City preparing for high water bill adjustment requests

LAWTON, Okla._ City of Lawton officials are preparing for an outpouring of requests from citizens looking to adjust a high water bill caused by a leak. An ordinance approved just last week by the city council to allow those requests goes into effect on December 10th. It's designed to help people who have a major underground leak on their main water line, by providing a reimbursement from the city for up to 200 dollars.

The ordinance used to be in effect, but was discontinued back in 2012. Some city officials say it was sometimes used irresponsibly, and the city code was too broad. Now there are more restrictions in hopes of only helping those people who truly need it.

Lawton City Councilman Dwight Tanner brought this ordinance back after hearing from citizens in his ward who had those leaks, only to discover there's no recourse.

"Let's say you get a leak," said Tanner. "Then no matter what the amount is, whether it's $200 or $2,000 from 2012 until we just reintroduced the ordinance, you had to pay all of it yourself."

City Councilman Keith Jackson also supported the ordinance, but wanted to make sure it didn't allow for abuses.

"We just felt it wasn't right for taxpayers to pick up some people's negligence," said Jackson.

Revenue Services Supervisor Barbara Curran will deal with all the new adjustment requests when they start rolling in says the new code has time constraints and reimbursement limits to avoid any questionable claims.

"It's more restrictive than what we've had in the past but at least it benefits the citizen where they do have an opportunity in certain instances to get relief from a high bill," said Curran.

When a resident finds that they have a leak in their main water line they have ten days for a licensed plumber to come out and fix it.

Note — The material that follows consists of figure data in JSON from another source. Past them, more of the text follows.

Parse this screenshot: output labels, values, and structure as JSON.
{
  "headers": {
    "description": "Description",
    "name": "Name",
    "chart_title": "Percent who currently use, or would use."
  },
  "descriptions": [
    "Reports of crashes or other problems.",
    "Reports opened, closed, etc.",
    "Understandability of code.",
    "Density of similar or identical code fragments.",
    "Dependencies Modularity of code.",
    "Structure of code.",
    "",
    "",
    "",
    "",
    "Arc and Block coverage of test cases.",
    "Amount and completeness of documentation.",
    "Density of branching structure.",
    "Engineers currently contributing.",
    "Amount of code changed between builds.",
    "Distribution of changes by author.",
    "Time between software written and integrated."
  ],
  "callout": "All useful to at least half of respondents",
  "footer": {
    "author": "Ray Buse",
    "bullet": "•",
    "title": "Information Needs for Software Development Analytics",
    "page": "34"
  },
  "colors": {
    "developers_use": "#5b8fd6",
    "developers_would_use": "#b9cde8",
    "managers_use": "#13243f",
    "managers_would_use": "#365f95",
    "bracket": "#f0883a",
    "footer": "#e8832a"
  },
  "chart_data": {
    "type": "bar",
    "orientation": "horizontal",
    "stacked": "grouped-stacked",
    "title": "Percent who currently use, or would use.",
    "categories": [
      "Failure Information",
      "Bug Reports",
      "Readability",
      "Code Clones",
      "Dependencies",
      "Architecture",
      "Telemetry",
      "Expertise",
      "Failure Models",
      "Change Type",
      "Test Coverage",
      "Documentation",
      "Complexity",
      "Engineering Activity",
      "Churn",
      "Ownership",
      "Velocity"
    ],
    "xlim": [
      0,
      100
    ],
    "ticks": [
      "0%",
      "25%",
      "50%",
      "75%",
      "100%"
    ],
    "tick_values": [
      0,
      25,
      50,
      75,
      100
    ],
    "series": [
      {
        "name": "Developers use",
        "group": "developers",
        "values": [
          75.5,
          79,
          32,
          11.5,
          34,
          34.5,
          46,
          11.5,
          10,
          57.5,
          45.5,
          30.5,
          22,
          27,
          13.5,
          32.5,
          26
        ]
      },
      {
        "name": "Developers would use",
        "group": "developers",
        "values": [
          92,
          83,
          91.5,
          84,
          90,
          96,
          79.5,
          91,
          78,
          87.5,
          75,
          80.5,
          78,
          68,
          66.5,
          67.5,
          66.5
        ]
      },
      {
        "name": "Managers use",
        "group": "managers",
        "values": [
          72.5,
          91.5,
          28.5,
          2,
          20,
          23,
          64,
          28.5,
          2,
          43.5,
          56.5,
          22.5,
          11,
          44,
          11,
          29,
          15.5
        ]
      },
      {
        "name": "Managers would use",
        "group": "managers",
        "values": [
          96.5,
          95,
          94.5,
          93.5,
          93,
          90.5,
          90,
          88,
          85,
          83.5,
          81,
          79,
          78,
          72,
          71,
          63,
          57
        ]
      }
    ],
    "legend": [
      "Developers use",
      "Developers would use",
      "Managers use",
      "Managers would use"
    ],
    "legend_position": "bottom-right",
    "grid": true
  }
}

It cannot be a leak in a sprinkler system or a swimming pool. Also running toilets, leaky faucets or broken hot water tanks do not count.  Only one month's bill can be adjusted back to the resident's average water consumption, and only up to $200.

If the leak adjustment is denied by the finance director, you can appeal to City Manager Jerry Ihler and his decision on the adjustment will be final. The ordinance is not retroactive so any leaks before it goes into effect on December 10th do not qualify for a reimbursement.